Introduction

by Jeff Sapp

    Every teacher is a literacy teacher in the sense that they are concerned with the communication of ideas through text.  Consequently, this book is for all educators, because, no matter what age, grade, or subject one teachers, all teachers work from a cornerstone of literacy.


    The articles in chapter one take a historical look at the research on literacy, examining where we started, the studies that have most influenced practices, and the role of research in instructional change.  The authors examine the delicate balances that classroom teachers have to maintain to meet high ecademic standards and inspire and develop a lifelong love of reading in students’ lives.  These first articles are cornerstones that ground the volume in a historical context.


    “No education is politically neutral,” bell hooks (1) once said.  Certainly this is nowhere more evident than in the teaching of reading.  Chapter two focuses on the reading wars - a term so fraught with political, cultural, and social underpinnings that researchers have authored multitudes of volumes to understand its implications.  The articles examine the role of the reading researcher, the scapegoating by policymakers and others outside the field who demand a quick and easy political fix, and the consensus about what actually works in teaching reading.  The articles, in one way or another, ask us all to reflect on a critical question:  Who benefits in regard to the reading wars?


    Chapter three brings together methods that both researchers and practitioners agree work in teaching reading.  The chapter begins with a fascinating article about the pursuit of the illusive perfect method for teaching reading.  John Dewey wrote about the fixation educators have with “either-ors” nearly 70 years ago (2).  Dewey stated that there is experience and then there is education.  For education to be at its best, it needs both the praxis and the action.  Dewey was about pedagogical moderation and balance.  His words still ring true today and nowhere more so than in the politicized arena of literacy.  Researchers and practitioners agree on one thing:  good teachers bring a balanced approach to teaching reading.  In describing what works, this chapter offers some innovative content in the form of articles on brain-compatible learning, theories of human cognition, and the understanding that home culture plays a key role in school success.  Last of all, it offers a global perspective by looking at the research from a nine-country study on how teachers around the world approach teaching students to read.

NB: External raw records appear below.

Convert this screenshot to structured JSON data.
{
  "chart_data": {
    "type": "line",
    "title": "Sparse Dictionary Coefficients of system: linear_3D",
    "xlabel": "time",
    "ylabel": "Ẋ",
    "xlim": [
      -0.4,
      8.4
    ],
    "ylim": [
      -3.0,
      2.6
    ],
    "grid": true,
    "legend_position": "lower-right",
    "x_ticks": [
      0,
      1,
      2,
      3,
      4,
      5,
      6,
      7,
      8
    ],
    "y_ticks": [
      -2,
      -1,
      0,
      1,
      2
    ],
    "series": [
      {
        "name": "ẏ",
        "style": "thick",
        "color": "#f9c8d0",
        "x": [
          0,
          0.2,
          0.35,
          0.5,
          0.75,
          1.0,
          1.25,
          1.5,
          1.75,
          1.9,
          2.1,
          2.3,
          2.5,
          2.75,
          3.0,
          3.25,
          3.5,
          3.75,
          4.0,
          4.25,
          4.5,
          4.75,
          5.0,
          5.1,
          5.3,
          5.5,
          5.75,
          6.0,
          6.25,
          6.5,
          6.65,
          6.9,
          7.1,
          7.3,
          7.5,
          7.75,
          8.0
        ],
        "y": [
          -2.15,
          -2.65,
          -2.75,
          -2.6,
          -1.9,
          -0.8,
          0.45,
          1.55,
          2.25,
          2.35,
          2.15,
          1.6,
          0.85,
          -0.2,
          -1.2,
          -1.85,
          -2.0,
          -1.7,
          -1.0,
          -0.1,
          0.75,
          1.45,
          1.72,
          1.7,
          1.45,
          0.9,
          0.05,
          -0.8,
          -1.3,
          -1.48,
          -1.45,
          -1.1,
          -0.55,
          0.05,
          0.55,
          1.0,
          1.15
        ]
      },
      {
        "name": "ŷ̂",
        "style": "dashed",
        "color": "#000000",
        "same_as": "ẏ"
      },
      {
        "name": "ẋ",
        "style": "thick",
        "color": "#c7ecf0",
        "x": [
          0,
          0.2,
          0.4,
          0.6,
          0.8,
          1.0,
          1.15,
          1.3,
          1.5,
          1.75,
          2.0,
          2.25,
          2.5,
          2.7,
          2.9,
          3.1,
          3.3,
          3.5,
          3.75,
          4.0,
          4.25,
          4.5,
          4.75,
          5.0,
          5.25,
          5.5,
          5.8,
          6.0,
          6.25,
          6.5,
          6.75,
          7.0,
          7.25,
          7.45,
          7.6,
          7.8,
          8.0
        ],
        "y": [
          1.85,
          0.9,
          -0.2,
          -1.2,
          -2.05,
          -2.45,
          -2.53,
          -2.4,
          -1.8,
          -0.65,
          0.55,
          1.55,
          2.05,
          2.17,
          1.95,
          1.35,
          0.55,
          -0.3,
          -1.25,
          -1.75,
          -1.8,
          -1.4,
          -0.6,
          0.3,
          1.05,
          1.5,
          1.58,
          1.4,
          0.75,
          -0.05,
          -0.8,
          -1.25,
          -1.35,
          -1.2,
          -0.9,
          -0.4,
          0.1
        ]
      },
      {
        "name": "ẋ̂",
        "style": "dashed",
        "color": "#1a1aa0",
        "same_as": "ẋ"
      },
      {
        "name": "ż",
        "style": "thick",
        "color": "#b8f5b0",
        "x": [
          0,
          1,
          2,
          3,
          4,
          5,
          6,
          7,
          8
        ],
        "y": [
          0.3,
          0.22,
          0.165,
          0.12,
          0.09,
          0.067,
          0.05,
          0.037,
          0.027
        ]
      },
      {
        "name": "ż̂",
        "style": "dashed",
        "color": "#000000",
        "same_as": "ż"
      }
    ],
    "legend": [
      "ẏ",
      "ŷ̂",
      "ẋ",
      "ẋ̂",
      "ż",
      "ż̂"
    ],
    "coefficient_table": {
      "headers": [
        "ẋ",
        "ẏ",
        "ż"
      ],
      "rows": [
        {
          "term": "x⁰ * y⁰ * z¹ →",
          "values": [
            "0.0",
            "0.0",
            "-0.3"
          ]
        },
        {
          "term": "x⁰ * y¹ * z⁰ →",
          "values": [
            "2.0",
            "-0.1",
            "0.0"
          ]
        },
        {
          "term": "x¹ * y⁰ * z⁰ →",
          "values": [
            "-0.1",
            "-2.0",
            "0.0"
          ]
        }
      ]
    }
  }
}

    Chapter four, which provides an update on where research in the field of emergent literacy has been moving, has a great deal to offer all educators.  Reading instruction is such a large field and involves so many areas that even the experts have a difficult time keeping up with research findings, terminology, theory, and practice.  This comprehensive review of recent research in reading instruction offers what is currently considered state-of-the-art methods, including those that can help struggling readers succeed.


    In their book Literacy:   Reading the Word and the World, Paulo Freire and Donaldo Macedo call for a few of literacy as a form of cultural politics (3).  They believe that literacy “becomes a meaningful construct to the degree that it is viewed as a set of practices that functions to either empower or disempower people” (4).  Chapter five examines “critical literacy” - using language to exercise power and question the practices of privilege and injustice.  If students are to engage in reading and writing, then educators must meet them in their world and be with them in their struggles.  Combining literacy with social justice and empowerment is a way to make reading relevant to students.


    When people think of teaching reading, they often think of the early elementary grades.  Yet one survey shows that only 40% of adolescents read well enough to maneuver the standard high school textbook (5).  The articles in chapter six look at a much-neglected field of literacy - secondary reading instruction.  What works?  What doesn’t?  How do teachers help unsuccessful high school students transform themselves into readers?  What are the effective instructive practices that work best for middle and high school students?


    The poet Marge Piercy once wrote, “Attention is love, what we must give children, mothers, fathers, pets, our friends, the news, the woes of others.  What we want to change we curse and the pick up a tool.  Bless whatever you can with eyes and hands and tongue.  If you can’t bless it, get ready to make it anew.”  In a time when the pubic has a pathology about teaching reading, when politicians use literacy as their main election platform, and when teachers’ heads are spinning from the sheer effort of trying to keep up with the policy changes demanded of them, it is indeed time to “pick up a tool and make it anew” (6)  Synthesizing the most current thought and research on this most politicized subject, this volume is offered as one such tool.